Emergence of crystal-like atomic dynamics in glasses at the nanometer scale.

Physical review letters

G Baldi, M Zanatta, E Gilioli, V Milman, K Refson, B Wehinger, B Winkler, A Fontana, G Monaco

Affiliations

  1. CNR-IMEM Institute, Parma Science Park, I-43124 Parma, Italy. [email protected]

PMID: 23683216 DOI: 10.1103/PhysRevLett.110.185503

Abstract

The vibrational dynamics of a permanently densified silica glass is compared to the one of an α-quartz polycrystal, the silica polymorph of the same density and local structure.

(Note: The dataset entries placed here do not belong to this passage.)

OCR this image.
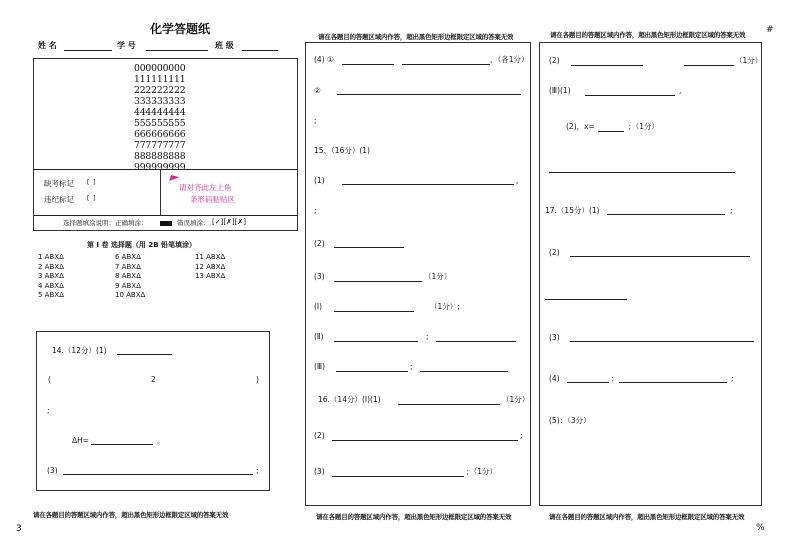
化学答题纸
姓 名	学 号	班 级
000000000
111111111
222222222
333333333
444444444
555555555
666666666
777777777
888888888
999999999
缺考标记 [  ]
违纪标记 [  ]
请对齐此左上角
条形码粘贴区
选择题填涂说明：正确填涂：	错误填涂： [✓][✗][✗]
第 I 卷 选择题（用 2B 铅笔填涂）
1 ABXΔ
2 ABXΔ
3 ABXΔ
4 ABXΔ
5 ABXΔ
6 ABXΔ
7 ABXΔ
8 ABXΔ
9 ABXΔ
10 ABXΔ
11 ABXΔ
12 ABXΔ
13 ABXΔ
14.（12分）(1)
(	2	)
;
ΔH=	。
(3)	;
请在各题目的答题区域内作答，超出黑色矩形边框限定区域的答案无效
请在各题目的答题区域内作答，超出黑色矩形边框限定区域的答案无效
(4) ①	，（各1分）
②
;
15、（16分）(1)
(1)	,
;
(2)
(3)	（1分）
(Ⅰ)	（1分）;
(Ⅱ)	;
(Ⅲ)	;
16.（14分）(Ⅰ)(1)	（1分）;
(2)	;
(3)	；（1分）
请在各题目的答题区域内作答，超出黑色矩形边框限定区域的答案无效
请在各题目的答题区域内作答，超出黑色矩形边框限定区域的答案无效 #
(2)	（1分）
(Ⅲ)(1)	,
(2)，x=	；（1分）
17.（15分）(1)	;
(2)
(3)
(4)	；	;
(5)：（3分）
请在各题目的答题区域内作答，超出黑色矩形边框限定区域的答案无效
3	%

The combined use of inelastic x-ray scattering experiments and ab initio numerical calculations provides compelling evidence of a transition, in the glass, from the isotropic elastic response at long wavelengths to a microscopic regime as the wavelength decreases below a characteristic length ξ of a few nanometers, corresponding to about 20 interatomic distances. In the microscopic regime the glass vibrations closely resemble those of the polycrystal, with excitations related to the acoustic and optic modes of the crystal. A coherent description of the experimental results is obtained assuming that the elastic modulus of the glass presents spatial heterogeneities of an average size a ~ ξ/2 π.